Upon installing OpenBSD I like to update it from a release to a stable, which gives me all of the security patches since the release.
There are a number of ways of updating, yet I personally like to rebuild the system from source. That way I don't have to go through each patch and apply it. For more information please see: Building the System from Source
There are a number of different "flavours" of OpenBSD:
- -release -- The version which is released on CD every 6 months
- -stable -- Release plus security patches
- -current -- The development branch
- Download the latest Source code
- Compiling and installing a GENERIC kernel
- Rebuilding the system
There are a number of ways to get the latest source, yet I use cvs.
First I need to find a anoncvs mirror: Available Anonymous CVS Servers
Once I've decided on a server I export the mirror path to CVSROOT and download the source, e.g.:
# export CVSROOTfirstname.lastname@example.org:/cvs
# cd /usr; cvs checkout -P -rOPENBSD_4_1 src
Note: the CVSROOT variable will not be kept after next boot.

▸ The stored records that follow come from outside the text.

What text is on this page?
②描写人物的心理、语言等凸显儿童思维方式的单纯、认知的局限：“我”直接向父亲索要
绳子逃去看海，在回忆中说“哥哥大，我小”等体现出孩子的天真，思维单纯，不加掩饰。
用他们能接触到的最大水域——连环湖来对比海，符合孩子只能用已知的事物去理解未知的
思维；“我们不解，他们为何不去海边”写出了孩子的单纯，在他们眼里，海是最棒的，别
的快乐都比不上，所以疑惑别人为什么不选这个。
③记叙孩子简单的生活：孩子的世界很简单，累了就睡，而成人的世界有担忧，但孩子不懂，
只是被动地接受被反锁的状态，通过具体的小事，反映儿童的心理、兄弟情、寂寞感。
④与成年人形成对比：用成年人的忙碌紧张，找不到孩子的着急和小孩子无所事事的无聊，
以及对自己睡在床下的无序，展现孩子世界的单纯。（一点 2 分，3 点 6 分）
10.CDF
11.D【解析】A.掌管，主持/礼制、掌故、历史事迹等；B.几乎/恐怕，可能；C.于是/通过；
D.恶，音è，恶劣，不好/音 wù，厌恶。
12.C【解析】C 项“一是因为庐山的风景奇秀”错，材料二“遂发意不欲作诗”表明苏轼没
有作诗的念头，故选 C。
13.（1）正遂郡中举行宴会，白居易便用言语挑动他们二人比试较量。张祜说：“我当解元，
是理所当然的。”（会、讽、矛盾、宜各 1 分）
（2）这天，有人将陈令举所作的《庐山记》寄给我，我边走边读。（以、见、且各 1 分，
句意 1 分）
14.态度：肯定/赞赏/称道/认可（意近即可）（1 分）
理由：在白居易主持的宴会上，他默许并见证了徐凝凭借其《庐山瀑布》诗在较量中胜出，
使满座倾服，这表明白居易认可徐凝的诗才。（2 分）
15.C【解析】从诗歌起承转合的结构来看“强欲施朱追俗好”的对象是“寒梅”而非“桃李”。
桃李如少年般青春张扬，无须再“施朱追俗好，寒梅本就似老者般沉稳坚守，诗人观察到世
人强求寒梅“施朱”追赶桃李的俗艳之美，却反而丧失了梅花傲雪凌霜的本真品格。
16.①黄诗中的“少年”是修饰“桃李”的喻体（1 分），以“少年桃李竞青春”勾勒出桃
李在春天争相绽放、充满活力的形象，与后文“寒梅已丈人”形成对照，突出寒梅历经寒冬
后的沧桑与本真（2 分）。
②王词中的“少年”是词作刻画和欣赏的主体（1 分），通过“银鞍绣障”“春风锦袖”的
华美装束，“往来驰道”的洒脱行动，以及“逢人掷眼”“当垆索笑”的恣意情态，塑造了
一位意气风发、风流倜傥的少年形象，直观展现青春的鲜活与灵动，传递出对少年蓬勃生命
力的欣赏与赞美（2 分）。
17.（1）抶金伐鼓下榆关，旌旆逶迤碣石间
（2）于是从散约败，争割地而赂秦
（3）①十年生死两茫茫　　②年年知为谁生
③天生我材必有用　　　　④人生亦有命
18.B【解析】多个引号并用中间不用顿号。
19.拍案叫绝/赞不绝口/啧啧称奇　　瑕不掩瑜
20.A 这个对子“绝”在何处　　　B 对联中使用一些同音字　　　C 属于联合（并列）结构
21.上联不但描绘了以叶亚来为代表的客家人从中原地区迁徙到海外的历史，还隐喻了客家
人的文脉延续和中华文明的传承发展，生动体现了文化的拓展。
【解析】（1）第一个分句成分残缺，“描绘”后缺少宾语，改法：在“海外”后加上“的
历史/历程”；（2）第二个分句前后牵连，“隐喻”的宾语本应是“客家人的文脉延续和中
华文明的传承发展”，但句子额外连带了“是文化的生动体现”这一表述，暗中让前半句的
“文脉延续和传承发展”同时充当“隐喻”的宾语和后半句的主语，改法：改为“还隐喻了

To keep this setting add it to your /root/.profile file, e.g.:
# vi /root/.profile
Compiling and installing a GENERIC kernel
First backing up current kernel
# cp /bsd /bsd.old
Then configure the kernel
# cd /usr/src/sys/arch/i386/conf
# config GENERIC
Now Compile and Install the new Kernel
# cd /usr/src/sys/arch/i386/compile/GENERIC
# make clean && make depend && make && make install
Lastly reboot and test the new kernel
Rebuilding the system
Now I just rebuild the system:
# rm -rf /usr/obj/*
# cd /usr/src; make obj
# cd /usr/src; make build
When I first log back in the first thing I notice that my system name now says OpenBSD4.1-stable.
Now I have a stable system with all of the important security updates on it.